Attempting to find “a good God in an evil world,” Dr. William Dembski, mathematician, philosopher, prolific author and leader in the Intelligent Design movement, presents this effort to reconcile the goodness of God in which we believe with a fallen world which we see. Though there be nothing novel in the attempt, the tack which he takes will be new to many: Dembski asserts that all evil in the world’s history traces back to the sin of Adam and Eve, even the violence, destruction and death that possibly proceeded their creation by billions of years.
Dembski, a theistic evolutionist, suggests a scenario that allows for the prior effects of humanity’s first sin much as the cross had efficacious prior effects for those who believed God before the crucifixion of Christ. Since God is not bound by time these things are not actually prior, but appear so to those of us who cannot see all things as present tense. “God can act retroactively, anticipating what from our vantage are present and future events,” he writes. From God’s view introducing natural evil into creation as a prior-result of sin is logical, even necessary, Dembski argues, for humanity to see the fullness of sin’s depravity. That is, that sin’s effects are so far reaching and so complete that all of creation was affected before sin was even introduced in actual history by the most prominent players.
He bases his view on two realities of time mentioned in scripture: kairos and chronos. Dembski introduces the concept citing Paul Tillich,
[Kairos describes] the feeling that the time [is] ripe, mature, prepared. It is a Greek word which, again, witness to the richness of the Greek language and the poverty of modern languages in comparison with it. We have only the one word “time.” The Greeks had two words: chronos (still used in “chronology,” “chronometer,” etc.): it is clock time, time which is measured. Then there is the word kairos, which is not the quantitative time of the watch, but is the qualitative time of the occasion: the “right” time.
Dembski himself then elaborates,
The distinction between chronos and kairos can be understood in light of the New Testament distinction between the visible realm (i.e., the physical world or kosmos and the invisible realm (i.e., the heavenly world or ouranos. Time operates differently in these two realms. According to the apostle Paul, “the things which are seen are temporal; but th ethings which are not seen are eternal” (2 Cor. 4:18). The visible realm thus operates according to chronos, the simple passage of time. But the invisible realm, in which God resides, operates according to kairos, the ordering of reality according the divine purposes.
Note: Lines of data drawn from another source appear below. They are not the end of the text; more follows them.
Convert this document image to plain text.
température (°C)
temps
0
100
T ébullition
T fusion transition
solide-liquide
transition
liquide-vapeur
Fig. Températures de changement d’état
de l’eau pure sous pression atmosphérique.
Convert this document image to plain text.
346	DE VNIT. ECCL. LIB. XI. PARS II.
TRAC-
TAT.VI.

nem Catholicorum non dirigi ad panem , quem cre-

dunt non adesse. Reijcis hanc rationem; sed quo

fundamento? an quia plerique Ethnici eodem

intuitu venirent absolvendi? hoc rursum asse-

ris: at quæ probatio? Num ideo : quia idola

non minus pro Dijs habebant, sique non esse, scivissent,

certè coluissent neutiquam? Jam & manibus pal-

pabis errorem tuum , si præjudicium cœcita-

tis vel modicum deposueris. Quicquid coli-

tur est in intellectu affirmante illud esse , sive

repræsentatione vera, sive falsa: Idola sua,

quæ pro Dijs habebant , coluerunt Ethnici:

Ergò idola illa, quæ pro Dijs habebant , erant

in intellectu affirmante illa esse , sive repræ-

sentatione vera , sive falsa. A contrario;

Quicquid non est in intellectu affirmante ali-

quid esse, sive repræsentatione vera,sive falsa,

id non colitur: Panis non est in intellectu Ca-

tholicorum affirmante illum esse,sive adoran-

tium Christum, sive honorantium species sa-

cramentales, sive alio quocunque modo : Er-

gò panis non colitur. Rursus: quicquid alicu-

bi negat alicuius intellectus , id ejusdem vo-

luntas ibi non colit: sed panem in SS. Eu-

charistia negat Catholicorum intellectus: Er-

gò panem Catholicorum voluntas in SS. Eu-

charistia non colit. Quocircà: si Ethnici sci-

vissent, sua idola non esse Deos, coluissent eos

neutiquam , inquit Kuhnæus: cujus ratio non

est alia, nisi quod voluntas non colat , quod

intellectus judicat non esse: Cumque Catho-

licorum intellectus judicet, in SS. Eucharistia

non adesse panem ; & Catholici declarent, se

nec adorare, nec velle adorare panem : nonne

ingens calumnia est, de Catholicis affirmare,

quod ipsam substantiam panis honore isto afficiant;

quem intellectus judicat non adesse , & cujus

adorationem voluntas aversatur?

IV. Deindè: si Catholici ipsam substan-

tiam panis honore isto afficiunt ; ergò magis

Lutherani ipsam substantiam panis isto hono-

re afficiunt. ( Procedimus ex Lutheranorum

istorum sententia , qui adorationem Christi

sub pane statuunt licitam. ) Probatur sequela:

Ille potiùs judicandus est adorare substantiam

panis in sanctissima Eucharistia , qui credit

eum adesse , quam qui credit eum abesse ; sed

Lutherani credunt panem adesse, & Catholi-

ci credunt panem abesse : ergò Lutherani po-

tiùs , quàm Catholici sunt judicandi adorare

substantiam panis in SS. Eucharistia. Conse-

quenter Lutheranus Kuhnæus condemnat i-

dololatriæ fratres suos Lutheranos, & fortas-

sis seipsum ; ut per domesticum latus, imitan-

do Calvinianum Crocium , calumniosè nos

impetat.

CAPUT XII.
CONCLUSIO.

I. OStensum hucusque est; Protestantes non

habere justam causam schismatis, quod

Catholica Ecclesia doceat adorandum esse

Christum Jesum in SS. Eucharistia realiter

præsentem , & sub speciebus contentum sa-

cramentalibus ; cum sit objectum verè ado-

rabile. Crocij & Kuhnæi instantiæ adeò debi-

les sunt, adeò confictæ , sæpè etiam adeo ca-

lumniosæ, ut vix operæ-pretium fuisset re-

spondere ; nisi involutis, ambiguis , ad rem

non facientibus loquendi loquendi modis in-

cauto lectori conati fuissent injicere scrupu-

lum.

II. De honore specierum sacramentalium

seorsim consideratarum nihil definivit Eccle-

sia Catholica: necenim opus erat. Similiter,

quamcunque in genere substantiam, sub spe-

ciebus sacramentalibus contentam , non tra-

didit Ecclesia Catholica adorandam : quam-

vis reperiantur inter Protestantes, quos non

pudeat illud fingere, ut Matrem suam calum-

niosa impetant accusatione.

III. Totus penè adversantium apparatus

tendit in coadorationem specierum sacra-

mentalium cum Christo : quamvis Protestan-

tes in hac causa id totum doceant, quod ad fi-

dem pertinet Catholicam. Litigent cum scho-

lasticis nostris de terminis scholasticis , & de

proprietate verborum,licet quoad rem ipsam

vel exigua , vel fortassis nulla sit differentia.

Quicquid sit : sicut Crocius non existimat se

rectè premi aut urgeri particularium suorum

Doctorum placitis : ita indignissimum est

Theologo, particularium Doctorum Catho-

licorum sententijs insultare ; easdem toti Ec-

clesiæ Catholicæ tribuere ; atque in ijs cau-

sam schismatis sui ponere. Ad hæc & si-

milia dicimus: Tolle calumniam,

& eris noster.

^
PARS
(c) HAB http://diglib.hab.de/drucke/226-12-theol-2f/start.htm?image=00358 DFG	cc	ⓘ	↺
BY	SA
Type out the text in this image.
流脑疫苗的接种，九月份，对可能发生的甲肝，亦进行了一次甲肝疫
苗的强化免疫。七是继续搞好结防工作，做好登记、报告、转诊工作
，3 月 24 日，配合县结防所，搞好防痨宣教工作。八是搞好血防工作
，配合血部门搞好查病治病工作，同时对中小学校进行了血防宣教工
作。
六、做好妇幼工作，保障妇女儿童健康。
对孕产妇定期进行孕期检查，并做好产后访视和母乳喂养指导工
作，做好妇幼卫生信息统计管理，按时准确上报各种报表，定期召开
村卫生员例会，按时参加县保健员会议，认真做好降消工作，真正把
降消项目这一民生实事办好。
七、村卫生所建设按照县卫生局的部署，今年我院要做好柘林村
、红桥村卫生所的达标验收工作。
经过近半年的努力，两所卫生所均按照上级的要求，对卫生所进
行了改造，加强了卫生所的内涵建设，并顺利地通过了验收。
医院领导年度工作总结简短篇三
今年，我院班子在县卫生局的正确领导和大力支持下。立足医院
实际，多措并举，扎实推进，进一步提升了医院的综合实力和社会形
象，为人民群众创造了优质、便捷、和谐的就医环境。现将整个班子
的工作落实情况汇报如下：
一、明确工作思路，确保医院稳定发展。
Notable for many Christians will be Dembski’s treatment of “young-earth creationism” in Part Two. In a strong rebuke he writes (p. 61),
“Uniformitarianism” is always a dirty word for young-earth creationists in such discussions, signifying an unwillingness by the scientific community to question the constancy of nature and thus to make room for a young earth. When young-earth creationists challenge uniformitarianism, they seem less interested in understanding nature on its own terms than in devising loopholes to support an otherwise untenable position.
Dembski admits in his introduction that the context of the book is our current “mental environment…the surrounding climate of ideas by which we make sense of the world.” How this might differ from the more commonly used worldview, the declines to say. He does, however, note that our mental environment includes the issues of New Atheism and its proponents: Dawkins, Hitchens and Harris. In a telling corollary, Dembski quotes Richard Dawkins,
I think a case can be made that faith is one of the world’s great evils, comparable to the smallpox virus but harder to eradicate.
then proceeds to link a decades old, but chillingly similar statement
The reason why the ancient world was so pure, light, and serene was that it knew nothing of the two great scourges: the pox and Christianity.
which was made by none other than Adolf Hitler.
Dembski’s effort, if not wholly convincing, is certainly a thought provoking effort and worthy of a read of any Christian who desires to engage unbelievers in our current mental environment.